Cuento de Navidad – Tina Villar
Elena tomó un frugal desayuno y se sentó junto al fuego a saborear la única bebida caliente que tomaría ese día. Repasó en su mente el trazado del camino que probablemente estaría enfangado debido a las copiosas lluvias. Hacía apenas un año que había dejado el hogar paterno para crear el suyo propio junto a Rafael y se moría de ganas de volver a verlos.
Era veintiuno de diciembre y la luz del amanecer se filtraba torpemente entre las pesadas nubes preñadas de agua. Pronto habría suficiente para seguir sin dificultad el sendero que se adentraba en la espesura del bosque.
Sujetó bien la correa del caballo y ordenó la carga que contenía: una manta, tejida con todo el amor del mundo, para cubrir los hombros de su padre, que siempre se quejó de que se le helaba la espalda y unas medias de lana gruesa y caliente para su madre. Montó y a pesar de que sabía que el viaje le llevaría casi todo el día, empezó a caminar sin prisa.
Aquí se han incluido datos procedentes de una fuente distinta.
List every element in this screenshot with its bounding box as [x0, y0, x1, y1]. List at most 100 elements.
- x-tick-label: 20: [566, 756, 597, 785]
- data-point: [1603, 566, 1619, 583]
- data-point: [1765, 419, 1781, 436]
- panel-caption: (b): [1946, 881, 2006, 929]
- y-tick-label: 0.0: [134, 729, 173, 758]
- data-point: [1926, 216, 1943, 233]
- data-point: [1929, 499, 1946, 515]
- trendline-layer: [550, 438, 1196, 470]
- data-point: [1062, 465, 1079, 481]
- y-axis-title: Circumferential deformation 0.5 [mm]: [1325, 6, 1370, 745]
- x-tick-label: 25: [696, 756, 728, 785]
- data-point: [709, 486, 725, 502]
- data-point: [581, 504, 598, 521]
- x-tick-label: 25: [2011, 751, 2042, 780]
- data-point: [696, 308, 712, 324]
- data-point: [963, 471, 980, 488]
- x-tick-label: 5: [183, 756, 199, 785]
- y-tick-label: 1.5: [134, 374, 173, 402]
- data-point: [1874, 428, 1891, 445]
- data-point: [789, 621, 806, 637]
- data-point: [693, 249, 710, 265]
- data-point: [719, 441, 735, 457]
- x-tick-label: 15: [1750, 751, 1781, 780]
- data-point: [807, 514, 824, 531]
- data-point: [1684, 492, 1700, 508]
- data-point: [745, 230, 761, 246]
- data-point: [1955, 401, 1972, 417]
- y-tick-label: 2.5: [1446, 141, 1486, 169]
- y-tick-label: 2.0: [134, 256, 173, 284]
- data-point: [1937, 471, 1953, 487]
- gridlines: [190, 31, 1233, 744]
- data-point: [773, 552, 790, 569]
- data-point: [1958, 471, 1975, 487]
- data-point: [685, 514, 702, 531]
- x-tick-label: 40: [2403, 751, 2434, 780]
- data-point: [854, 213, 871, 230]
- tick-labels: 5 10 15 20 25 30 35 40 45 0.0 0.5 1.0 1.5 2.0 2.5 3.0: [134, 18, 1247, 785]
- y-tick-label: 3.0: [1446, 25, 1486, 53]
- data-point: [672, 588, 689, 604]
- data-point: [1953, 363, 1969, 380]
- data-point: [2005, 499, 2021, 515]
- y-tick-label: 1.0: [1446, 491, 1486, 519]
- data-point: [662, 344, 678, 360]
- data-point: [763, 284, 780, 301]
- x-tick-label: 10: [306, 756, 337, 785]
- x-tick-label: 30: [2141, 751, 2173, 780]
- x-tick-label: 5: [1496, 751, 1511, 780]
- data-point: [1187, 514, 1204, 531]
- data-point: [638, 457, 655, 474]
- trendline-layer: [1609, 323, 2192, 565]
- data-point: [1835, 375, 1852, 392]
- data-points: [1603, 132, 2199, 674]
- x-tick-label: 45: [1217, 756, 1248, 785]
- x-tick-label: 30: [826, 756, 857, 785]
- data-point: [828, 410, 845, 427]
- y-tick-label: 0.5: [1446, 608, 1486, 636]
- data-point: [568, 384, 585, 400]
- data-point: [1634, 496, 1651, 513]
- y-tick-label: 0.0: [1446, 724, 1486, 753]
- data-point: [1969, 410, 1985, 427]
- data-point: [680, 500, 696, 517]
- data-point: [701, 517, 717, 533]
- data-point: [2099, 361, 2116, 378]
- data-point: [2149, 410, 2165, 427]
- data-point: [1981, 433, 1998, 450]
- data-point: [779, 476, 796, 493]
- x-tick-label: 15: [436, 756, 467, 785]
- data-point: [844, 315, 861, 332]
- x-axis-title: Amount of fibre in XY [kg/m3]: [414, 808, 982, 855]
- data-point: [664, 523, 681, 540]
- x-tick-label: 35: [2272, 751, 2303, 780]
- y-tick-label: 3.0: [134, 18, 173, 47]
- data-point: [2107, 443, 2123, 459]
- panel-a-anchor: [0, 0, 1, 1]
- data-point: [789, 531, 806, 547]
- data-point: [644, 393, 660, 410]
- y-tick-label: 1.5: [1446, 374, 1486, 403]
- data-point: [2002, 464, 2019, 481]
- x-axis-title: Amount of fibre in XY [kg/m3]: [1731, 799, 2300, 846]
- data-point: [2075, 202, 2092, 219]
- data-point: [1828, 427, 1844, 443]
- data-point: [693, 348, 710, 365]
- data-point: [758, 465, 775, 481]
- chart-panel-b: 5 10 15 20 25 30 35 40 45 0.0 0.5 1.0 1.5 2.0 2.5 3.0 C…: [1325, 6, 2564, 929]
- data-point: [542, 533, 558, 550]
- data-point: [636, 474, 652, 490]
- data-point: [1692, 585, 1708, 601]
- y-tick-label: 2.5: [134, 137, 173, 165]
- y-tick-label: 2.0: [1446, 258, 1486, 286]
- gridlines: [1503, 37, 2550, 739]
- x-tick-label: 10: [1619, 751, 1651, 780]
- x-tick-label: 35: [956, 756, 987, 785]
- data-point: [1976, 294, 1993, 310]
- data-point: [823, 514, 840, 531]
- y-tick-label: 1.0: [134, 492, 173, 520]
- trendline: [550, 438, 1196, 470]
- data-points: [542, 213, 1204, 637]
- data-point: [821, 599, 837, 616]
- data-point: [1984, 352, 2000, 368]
Si no surgía ningún contratiempo antes del ocaso estaría disfrutando del calor del que había sido su hogar.
El zenit la sorprendió bordeando un arroyo que en esa época del año traía un importante caudal. Apena supondría un retraso de pocos minutos. El puente de piedra estaba al alcance de la vista. Cruzó el puente y se internó en el bosque cerrado segura de recordar el camino sin dudarlo.
Aunque había aprendido desde niña a identificar las trampas ocultas entre el follaje que usaban los cazadores, no pudo evitar que una de las patas delanteras de su caballo quedara atrapada en una de ellas. Intentó liberar al animal con todas sus fuerzas, pero no fue capaz. Se sentó junto al animal herido abrazada a su cuello para calmarlo.
No podía volver a pie. Dada la hora se haría de noche antes de que pudiera llegar a la aldea a pedir ayuda. Y tampoco quería dejar abandonado al animal herido y asustado. Para empeorar la situación, oyó un aullido. El terror se apoderó de ella. Ya se veía a sí misma y su caballo devorados por los lobos.
La situación era desesperada cuando recordó que en una ocasión su madre le dijo: Si un día te ves en apuros reza con devoción y pide ayuda a las Alturas, el ser que todo lo crea también sabe cómo cuidar de sus criaturas.
Y dibujó en su mente una escena en la cual una luz guiaba hasta ellos a quien había colocado la trampa. Visualizó a un robusto leñador que liberaba a su caballo, curaba su pata herida y les llevaba a los dos hasta la cabaña de sus padres sanos y salvos.
Cuando Elena salió del extraño sopor que se había apoderado de ella, estaba tendida en una camita estrecha en una habitación en penumbra que no conocía. Oyó el relincho de su caballo y supo que estaba bien. Saltó de la cama y abrió con cuidado la puerta de la habitación, que daba a una sala más espaciosa, donde un señor fumaba sentado junto al fuego.
Él la saludó con cortesía y le ofreció un tazón de caldo caliente mientras le explicaba que, por alguna razón que no entendía, ese año era incapaz de situar las figuras del Belén de la manera acostumbrada. Como si tuvieran vida propia, se movían creando una escena en la cual “La lavandera” se encontraba perdida en el bosque y rodeada de perros salvajes. Tampoco pudo situar al bebé en su cuna junto a María y José. Una y otra vez se caía y lo encontraba junto a la lavandera.
De repente recordó aquella trampa que hacía días que no revisaba y supo que alguien estaba en apuros.
La fe tiene premio porque siempre viene de la mano de la esperanza. A quien cree, nunca le abandonan.